Target CEO Says Company Gets 'Big Thank You' From Shoppers for Controversial Measure to Stop Theft
By Jessel Renolayan
Nov 16, 2023 03:42 AM EST
Nov 16, 2023 03:42 AM EST
Amid the ongoing battle against theft, Target CEO Brian Cornell has asserted that customers are expressing unexpected gratitude for the retail giant's unconventional strategy of locking up everyday merchandise.
Cornell disclosed in a recent statement that numerous shoppers are now offering a surprising "big thank you" in response to the increased availability of in-stock items and acknowledged the frustration caused by the need for heightened security measures.
This move, aimed at curbing theft and safeguarding profits, comes at a crucial juncture for Target as the company grapples with both the challenges of sales growth and the escalating impact of theft on its bottom line.
During Wednesday's media call with reporters discussing Target's fiscal third-quarter earnings, Brian Cornell told CNBC reporter Courtney Reagan that shopper response to the policy has been "positive" after he was asked if the company can quantify the sales lost from shoppers who are frustrated with waiting for workers to unlock cases in-store.
Cornell provided insights on the impact of merchandise security measures. He said, "Courtney, just in the last week I've been on the East Coast and on the West Coast in many of those stores that you've talked about where, items have been locked up."
"And actually what we hear from the guests is a big thank you because we are in stock with the brands that they need when they're shopping in our stores. And because we've invested in team member labor in those aisles and make sure we're there to greet that guest, open up those cases, and provide them the items they're looking for," he added.
Cornell maintained that the positive customer response underscores their initiative's effectiveness, particularly in securing commonly stolen items, such as body wash, toothpaste, and deodorant, behind protective glass panels.
When questioned again by CNBC to verify whether Target had experienced a noticeable decline in sales or foot traffic in stores implementing merchandise security measures due to the inconvenience of waiting for items, Cornell responded, "Courtney, in many cases, it's just the opposite. The fact that we're in stock is what's most important for the guests,"
He added, "And they understand the fact that we've had to make some changes to ensure the safety of the product and the fact that they have product in stock when they're shopping the stores."

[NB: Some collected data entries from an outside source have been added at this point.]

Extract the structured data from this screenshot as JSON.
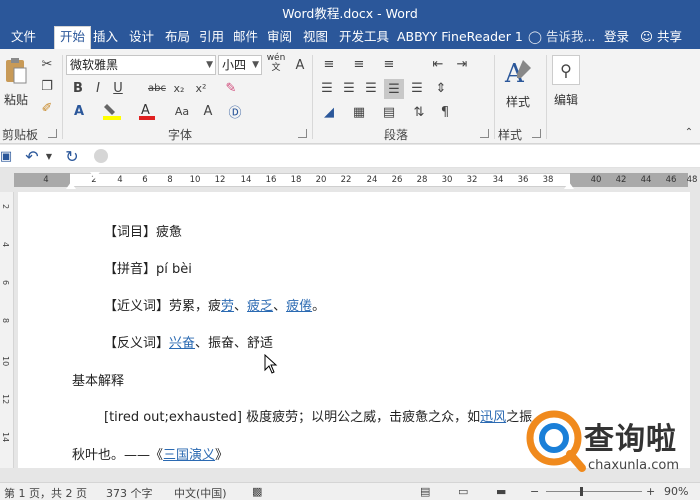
{
  "window": {
    "title": "Word教程.docx - Word"
  },
  "tabs": {
    "file": "文件",
    "home": "开始",
    "insert": "插入",
    "design": "设计",
    "layout": "布局",
    "references": "引用",
    "mailings": "邮件",
    "review": "审阅",
    "view": "视图",
    "developer": "开发工具",
    "abbyy": "ABBYY FineReader 1"
  },
  "tell_me": "告诉我...",
  "account": {
    "login": "登录",
    "share": "共享"
  },
  "ribbon": {
    "paste_label": "粘贴",
    "font_name": "微软雅黑",
    "font_size": "小四",
    "wen": "wén",
    "styles_label": "样式",
    "editing_label": "编辑",
    "groups": {
      "clipboard": "剪贴板",
      "font": "字体",
      "paragraph": "段落",
      "styles": "样式"
    }
  },
  "ruler": {
    "left_ticks": [
      "4",
      "2"
    ],
    "ticks": [
      "2",
      "4",
      "6",
      "8",
      "10",
      "12",
      "14",
      "16",
      "18",
      "20",
      "22",
      "24",
      "26",
      "28",
      "30",
      "32",
      "34",
      "36",
      "38"
    ],
    "right_ticks": [
      "40",
      "42",
      "44",
      "46",
      "48"
    ],
    "vticks": [
      "2",
      "4",
      "6",
      "8",
      "10",
      "12",
      "14"
    ]
  },
  "document": {
    "l1": "【词目】疲惫",
    "l2": "【拼音】pí bèi",
    "l3_pre": "【近义词】劳累，疲",
    "l3_link1": "劳",
    "l3_sep1": "、",
    "l3_link2": "疲乏",
    "l3_sep2": "、",
    "l3_link3": "疲倦",
    "l3_end": "。",
    "l4_pre": "【反义词】",
    "l4_link1": "兴奋",
    "l4_rest": "、振奋、舒适",
    "l5": "基本解释",
    "l6_pre": "[tired out;exhausted] 极度疲劳；以明公之威，击疲惫之众，如",
    "l6_link": "迅风",
    "l6_end": "之振",
    "l7_pre": "秋叶也。——《",
    "l7_link": "三国演义",
    "l7_end": "》"
  },
  "status": {
    "page": "第 1 页，共 2 页",
    "words": "373 个字",
    "lang": "中文(中国)",
    "zoom": "90%"
  },
  "watermark": {
    "brand": "查询啦",
    "domain": "chaxunla.com"
  },
  "colors": {
    "accent": "#2b579a",
    "link": "#2b6ab2",
    "logo_orange": "#f08a1d",
    "logo_blue": "#1a7fd8"
  }
}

In a separate interview with CNBC's Jim Cramer, Brian Cornell discussed the pervasive problem of retail theft, emphasizing its industry-wide impact rather than being specific to Target alone.
"I'm really pleased with the progress that we've seen," Cornell said. "But this isn't a Target issue, this is a retail issue."
In September, Target announced it would close nine stores in prominent urban centers like New York City, Seattle, San Francisco, and Portland. The decision was attributed to concerns related to incidents of violence, theft, and organized retail crime.
However, even with the closure of some locations, CNBC reported that Cornell emphasized the ongoing commitment of the company to maintain a robust presence in urban areas.
"We didn't have a presence in Manhattan. We've had 12 stores now. We just opened up a new one in Union Square," he noted. "And those stores are part of the community. So we are very committed to those stores, we're committed to growing our store base."
The CEO's statement underscores his commitment to expanding Target's store base and emphasizes the integral role of these stores within their respective communities.
Following an earnings report that surpassed Wall Street's expectations, Target's shares experienced a significant surge of almost 18% on Wednesday, reflecting the positive reception of the financial results.